Birdie watches me, her arms folding tighter against her chest, holding herself purposefully away from me. “Okay.”
Okay? Okay. What does “okay” mean? “So, do you forgive me?”
“Yes, I forgive your outburst. I understand the pressure you’re under.”
“Good, great. I am, and I will never take it out on you ever again.” I step closer, but if possible, she shrinks by the door. “Birdie?”
Her eyes shutter closed, and she exhales a shaky breath. “I forgive you, but…”
But… oh no.
“I can’t be with you again.”
Someone must have, without my knowledge or permission, jammed a sword right through my heart. I grapple with something to say, something that will magically and forever change her mind, and come up… blank.
I don’t come up blank. I’m the one who has the romantic ideas, I’m the one who gets the grand gestures planned and organized, I’m the one who fixes relationships.
But now, faced with my own demise… I’ve got nothing.
“Ever?” my brilliant mind asks, staring at her with horror slicing through my every bone.
“Not ever,” she whispers, shaking her head, tears filling her eyes. “I just can’t right now. I can’t slip back to how it was before. I love you, Derek. Rora loves you. But you really hurt me.”
I feel like my knees are going to give out beneath me, making me crumble to them in front of her. My mouth opens, and my brain pushes for words to come, like “please” and “I’m sorry” and “don’t leave me.”
I don’t say any of that, because deep down I know it won’t solve a thing.
For once, I need to keep my mouth shut.
For once, I need to do what’s best for her, push my selfish need to fix this problem aside, and allow her to move at her own pace.
“Okay,” I say, finally finding a voice I can use. “But I can’t give up, Birdie. I know I broke something here, but I’m going to fix it.”
She eyes me, hope or fear or something warring in her eyes, and doesn’t say a word back.

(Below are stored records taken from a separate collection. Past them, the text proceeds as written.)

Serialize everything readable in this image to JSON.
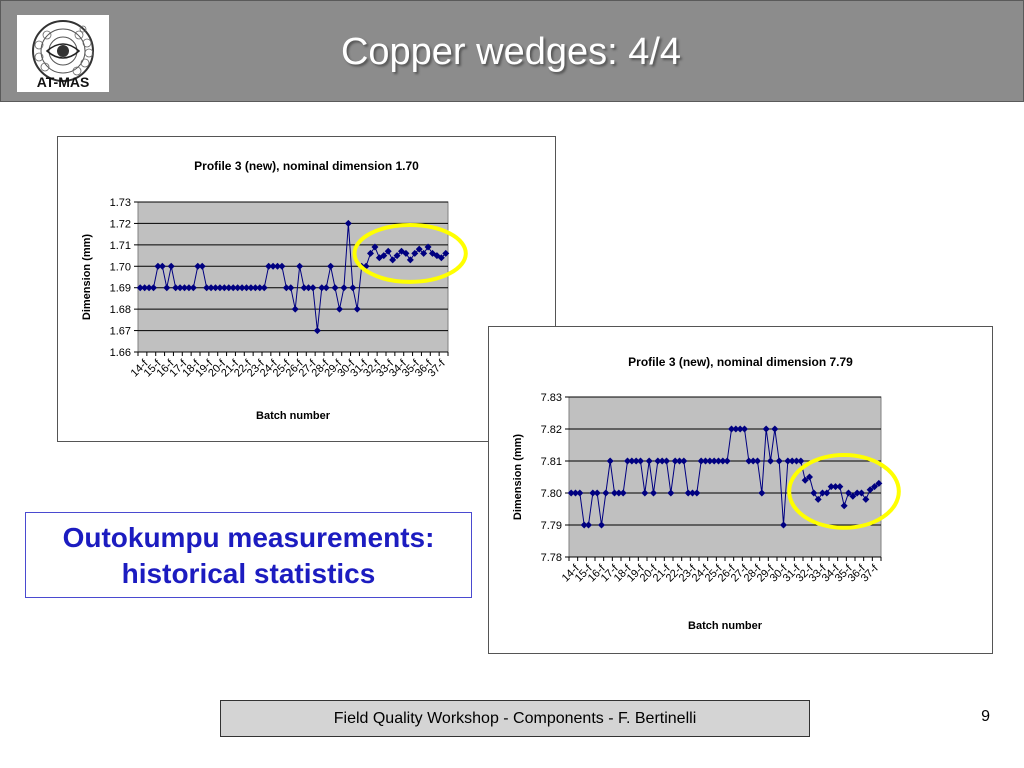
{
  "slide": {
    "title": "Copper wedges: 4/4",
    "logo_text": "AT-MAS",
    "stats_line1": "Outokumpu measurements:",
    "stats_line2": "historical statistics",
    "footer": "Field Quality Workshop -  Components - F. Bertinelli",
    "page_number": "9"
  },
  "colors": {
    "header_bg": "#8c8c8c",
    "plot_bg": "#c0c0c0",
    "series": "#000080",
    "highlight": "#ffff00",
    "stats_text": "#1c1cc0"
  },
  "chart_data": [
    {
      "type": "line",
      "title": "Profile 3 (new), nominal dimension 1.70",
      "xlabel": "Batch number",
      "ylabel": "Dimension (mm)",
      "ylim": [
        1.66,
        1.73
      ],
      "yticks": [
        "1.66",
        "1.67",
        "1.68",
        "1.69",
        "1.70",
        "1.71",
        "1.72",
        "1.73"
      ],
      "tick_labels": [
        "14-f",
        "15-f",
        "16-f",
        "17-f",
        "18-f",
        "19-f",
        "20-f",
        "21-f",
        "22-f",
        "23-f",
        "24-f",
        "25-f",
        "26-f",
        "27-f",
        "28-f",
        "29-f",
        "30-f",
        "31-f",
        "32-f",
        "33-f",
        "34-f",
        "35-f",
        "36-f",
        "37-f"
      ],
      "grid": true,
      "marker": "diamond",
      "highlight": "last 18 points circled",
      "series": [
        {
          "values": [
            1.69,
            1.69,
            1.69,
            1.69,
            1.7,
            1.7,
            1.69,
            1.7,
            1.69,
            1.69,
            1.69,
            1.69,
            1.69,
            1.7,
            1.7,
            1.69,
            1.69,
            1.69,
            1.69,
            1.69,
            1.69,
            1.69,
            1.69,
            1.69,
            1.69,
            1.69,
            1.69,
            1.69,
            1.69,
            1.7,
            1.7,
            1.7,
            1.7,
            1.69,
            1.69,
            1.68,
            1.7,
            1.69,
            1.69,
            1.69,
            1.67,
            1.69,
            1.69,
            1.7,
            1.69,
            1.68,
            1.69,
            1.72,
            1.69,
            1.68,
            1.7,
            1.7,
            1.706,
            1.709,
            1.704,
            1.705,
            1.707,
            1.703,
            1.705,
            1.707,
            1.706,
            1.703,
            1.706,
            1.708,
            1.706,
            1.709,
            1.706,
            1.705,
            1.704,
            1.706
          ]
        }
      ]
    },
    {
      "type": "line",
      "title": "Profile 3 (new), nominal dimension 7.79",
      "xlabel": "Batch number",
      "ylabel": "Dimension (mm)",
      "ylim": [
        7.78,
        7.83
      ],
      "yticks": [
        "7.78",
        "7.79",
        "7.80",
        "7.81",
        "7.82",
        "7.83"
      ],
      "tick_labels": [
        "14-f",
        "15-f",
        "16-f",
        "17-f",
        "18-f",
        "19-f",
        "20-f",
        "21-f",
        "22-f",
        "23-f",
        "24-f",
        "25-f",
        "26-f",
        "27-f",
        "28-f",
        "29-f",
        "30-f",
        "31-f",
        "32-f",
        "33-f",
        "34-f",
        "35-f",
        "36-f",
        "37-f"
      ],
      "grid": true,
      "marker": "diamond",
      "highlight": "last 18 points circled",
      "series": [
        {
          "values": [
            7.8,
            7.8,
            7.8,
            7.79,
            7.79,
            7.8,
            7.8,
            7.79,
            7.8,
            7.81,
            7.8,
            7.8,
            7.8,
            7.81,
            7.81,
            7.81,
            7.81,
            7.8,
            7.81,
            7.8,
            7.81,
            7.81,
            7.81,
            7.8,
            7.81,
            7.81,
            7.81,
            7.8,
            7.8,
            7.8,
            7.81,
            7.81,
            7.81,
            7.81,
            7.81,
            7.81,
            7.81,
            7.82,
            7.82,
            7.82,
            7.82,
            7.81,
            7.81,
            7.81,
            7.8,
            7.82,
            7.81,
            7.82,
            7.81,
            7.79,
            7.81,
            7.81,
            7.81,
            7.81,
            7.804,
            7.805,
            7.8,
            7.798,
            7.8,
            7.8,
            7.802,
            7.802,
            7.802,
            7.796,
            7.8,
            7.799,
            7.8,
            7.8,
            7.798,
            7.801,
            7.802,
            7.803
          ]
        }
      ]
    }
  ]
}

I take a step back, then another. But I stop myself and ask, “How’s Rora?”
Birdie softens at my question and nods. “She’s doing good, she asks about you a lot.”

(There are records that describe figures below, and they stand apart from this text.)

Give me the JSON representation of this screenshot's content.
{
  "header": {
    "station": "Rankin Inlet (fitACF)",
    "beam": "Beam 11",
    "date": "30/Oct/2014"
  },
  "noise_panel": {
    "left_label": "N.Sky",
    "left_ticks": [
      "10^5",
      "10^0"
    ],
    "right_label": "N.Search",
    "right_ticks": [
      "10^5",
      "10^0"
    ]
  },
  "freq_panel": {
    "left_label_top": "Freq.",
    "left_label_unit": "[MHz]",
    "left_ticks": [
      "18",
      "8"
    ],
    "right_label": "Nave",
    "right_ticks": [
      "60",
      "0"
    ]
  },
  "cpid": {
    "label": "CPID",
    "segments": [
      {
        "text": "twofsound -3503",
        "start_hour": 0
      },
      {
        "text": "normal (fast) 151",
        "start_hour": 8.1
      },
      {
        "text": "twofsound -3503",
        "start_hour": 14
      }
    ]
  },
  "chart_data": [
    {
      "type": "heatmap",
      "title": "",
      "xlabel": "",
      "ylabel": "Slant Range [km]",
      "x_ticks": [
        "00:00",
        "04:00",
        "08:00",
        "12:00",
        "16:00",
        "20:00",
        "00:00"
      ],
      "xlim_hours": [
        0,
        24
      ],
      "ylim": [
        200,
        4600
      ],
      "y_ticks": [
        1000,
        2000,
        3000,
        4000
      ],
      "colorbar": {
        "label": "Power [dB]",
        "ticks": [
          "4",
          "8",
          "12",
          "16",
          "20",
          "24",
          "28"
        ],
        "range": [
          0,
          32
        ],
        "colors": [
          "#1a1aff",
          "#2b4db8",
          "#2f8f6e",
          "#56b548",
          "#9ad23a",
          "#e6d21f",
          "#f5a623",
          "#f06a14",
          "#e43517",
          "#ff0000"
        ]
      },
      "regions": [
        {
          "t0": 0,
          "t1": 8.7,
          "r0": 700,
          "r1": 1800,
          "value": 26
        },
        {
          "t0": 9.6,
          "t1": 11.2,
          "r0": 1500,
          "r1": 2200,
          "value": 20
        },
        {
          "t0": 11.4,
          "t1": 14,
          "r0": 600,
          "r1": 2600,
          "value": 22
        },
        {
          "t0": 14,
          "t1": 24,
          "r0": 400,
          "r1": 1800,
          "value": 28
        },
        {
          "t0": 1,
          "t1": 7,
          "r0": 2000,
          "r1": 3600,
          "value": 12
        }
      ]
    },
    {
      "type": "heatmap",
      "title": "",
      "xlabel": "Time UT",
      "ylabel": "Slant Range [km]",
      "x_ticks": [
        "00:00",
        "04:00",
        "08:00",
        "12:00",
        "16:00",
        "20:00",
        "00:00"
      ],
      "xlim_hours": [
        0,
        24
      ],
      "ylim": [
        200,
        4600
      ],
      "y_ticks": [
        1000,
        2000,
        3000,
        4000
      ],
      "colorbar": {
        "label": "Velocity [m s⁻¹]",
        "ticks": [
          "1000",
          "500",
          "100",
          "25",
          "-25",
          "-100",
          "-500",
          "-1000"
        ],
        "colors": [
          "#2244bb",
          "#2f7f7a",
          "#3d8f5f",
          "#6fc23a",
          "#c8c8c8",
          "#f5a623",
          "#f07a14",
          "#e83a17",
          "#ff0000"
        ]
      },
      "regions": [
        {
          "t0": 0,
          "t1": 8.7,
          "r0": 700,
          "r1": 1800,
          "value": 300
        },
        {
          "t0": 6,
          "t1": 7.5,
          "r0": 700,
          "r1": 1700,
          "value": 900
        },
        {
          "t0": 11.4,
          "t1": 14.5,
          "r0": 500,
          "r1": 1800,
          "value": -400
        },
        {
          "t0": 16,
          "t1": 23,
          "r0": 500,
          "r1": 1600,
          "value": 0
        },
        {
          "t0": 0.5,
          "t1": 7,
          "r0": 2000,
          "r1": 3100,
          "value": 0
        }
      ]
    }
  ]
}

That makes my heart ache, and I nod. “I miss her.”
“She misses you,” she replies and opens her mouth to say more but snaps it closed.
“Does she know…?” I let the question hang.
“No,” Birdie replies, giving me more hope with that answer than I think she realizes. “I’ve just been saying you’re working a lot.”
I am working a lot, more than I have in three years, but I don’t say that. It feels weird to talk about it now, even though I’m implementing her plan.
I think the hurt that I’ve caused overshadows the entirety of my shop actually looking like it might be successful.
I’m here for her and her alone.
“Thank you,” I say and mean it. “You didn’t have to.”
“I wanted to. I don’t need her to be hurting too.”
Too.
Dammit. I need to fix this. We’re all hurting, and it’s my fault.
I give her a nod and step back toward my car, feeling like I was leaving my heart behind me as I do.
Because that’s exactly what I am doing.